Thanks for the clarification. Opinions will differ, of course and I cannot say whether the time required is justified or calls for optimizations, but personally, I view that moving this to the first search query is less elegant than having it happen during the initial start, when users are more accustomed to waiting a bit longer. With the new setup, the initial query will be less seamless than future ones at a time when the user is actually trying to accomplish something, leading to a degraded experience as far as I am concerned. But, as per usual, distros will make differing choices in this regard, and we shall see what ends up being shipped as the default in most cases.

bee_rider|2 years ago

I’m surprised they wouldn’t go for “kick off it off early in the process but allow the desktop to load without it” instead.

starkparker|2 years ago

Baloo (KDE) and Tracker (Gnome) are typically the first things I disable on any Linux desktop install that requires either of them. Tracker is hot garbage and a pain to disable. Baloo at least is granular and configurable enough to turn off file indexing without breaking search on the entire DE.

j1elo|2 years ago

I'm surprised they didn't go to a more clever solution such as "start loading it as soon as the most core components have already loaded, and CPU usage falls below 30% during 3 to 5 consecutive seconds".

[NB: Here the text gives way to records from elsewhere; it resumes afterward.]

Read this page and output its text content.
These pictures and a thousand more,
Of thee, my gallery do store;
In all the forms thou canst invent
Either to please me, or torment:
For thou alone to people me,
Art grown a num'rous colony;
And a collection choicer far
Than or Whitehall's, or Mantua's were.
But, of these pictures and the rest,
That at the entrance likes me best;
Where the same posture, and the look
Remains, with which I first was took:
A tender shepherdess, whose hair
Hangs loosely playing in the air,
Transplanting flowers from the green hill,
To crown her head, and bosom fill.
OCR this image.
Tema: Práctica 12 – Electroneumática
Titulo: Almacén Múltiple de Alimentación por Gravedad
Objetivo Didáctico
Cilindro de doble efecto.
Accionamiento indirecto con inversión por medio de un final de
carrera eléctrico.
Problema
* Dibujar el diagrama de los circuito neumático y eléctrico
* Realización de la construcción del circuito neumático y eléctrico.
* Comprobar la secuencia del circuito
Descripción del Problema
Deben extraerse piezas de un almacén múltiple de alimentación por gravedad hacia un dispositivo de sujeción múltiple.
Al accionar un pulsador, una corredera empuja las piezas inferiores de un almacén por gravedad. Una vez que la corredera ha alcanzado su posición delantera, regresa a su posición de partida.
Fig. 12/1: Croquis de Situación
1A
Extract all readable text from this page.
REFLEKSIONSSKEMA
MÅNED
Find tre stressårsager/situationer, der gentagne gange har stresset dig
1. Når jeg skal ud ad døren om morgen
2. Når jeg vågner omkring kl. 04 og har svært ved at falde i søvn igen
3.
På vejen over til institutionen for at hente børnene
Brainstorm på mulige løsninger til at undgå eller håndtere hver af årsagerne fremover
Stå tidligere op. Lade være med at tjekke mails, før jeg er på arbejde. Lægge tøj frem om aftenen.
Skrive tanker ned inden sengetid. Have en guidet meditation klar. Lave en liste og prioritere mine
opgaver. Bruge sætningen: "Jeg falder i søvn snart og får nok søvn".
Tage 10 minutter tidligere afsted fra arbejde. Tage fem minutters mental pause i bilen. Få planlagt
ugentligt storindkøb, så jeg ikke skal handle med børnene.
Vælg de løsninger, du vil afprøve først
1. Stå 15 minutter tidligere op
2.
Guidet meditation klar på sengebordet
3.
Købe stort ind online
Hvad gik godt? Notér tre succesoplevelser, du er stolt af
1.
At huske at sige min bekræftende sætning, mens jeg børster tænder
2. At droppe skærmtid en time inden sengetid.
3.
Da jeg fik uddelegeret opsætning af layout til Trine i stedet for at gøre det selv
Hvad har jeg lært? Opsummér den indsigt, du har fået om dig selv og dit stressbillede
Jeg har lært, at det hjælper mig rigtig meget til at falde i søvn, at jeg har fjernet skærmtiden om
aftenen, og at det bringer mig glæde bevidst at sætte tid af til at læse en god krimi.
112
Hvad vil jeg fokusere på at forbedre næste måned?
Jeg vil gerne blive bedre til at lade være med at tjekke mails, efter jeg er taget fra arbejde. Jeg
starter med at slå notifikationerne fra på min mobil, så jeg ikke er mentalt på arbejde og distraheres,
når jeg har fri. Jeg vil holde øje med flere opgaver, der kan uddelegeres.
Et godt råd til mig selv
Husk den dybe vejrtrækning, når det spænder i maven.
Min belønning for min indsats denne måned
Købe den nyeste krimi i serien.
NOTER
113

That'd seem to me like a sweet spot between what was before (making the whole system startup slower), and what you mention will be now (probably making the first search to load noticeably slower).

TillE|2 years ago

With modern hardware and OSes the ideal answer is typically to run non-essential tasks exclusively on efficiency cores. So you leave the performance cores free to handle stuff that the user immediately cares about.

jancsika|2 years ago

> loading all the search backend for their application launcher

Wasn't the whole initial selling point of systemd parallel startup?

Why can't this launcher thing just get set to start up as early as possible, with lowest priority, and be set to not block initialization of anything else?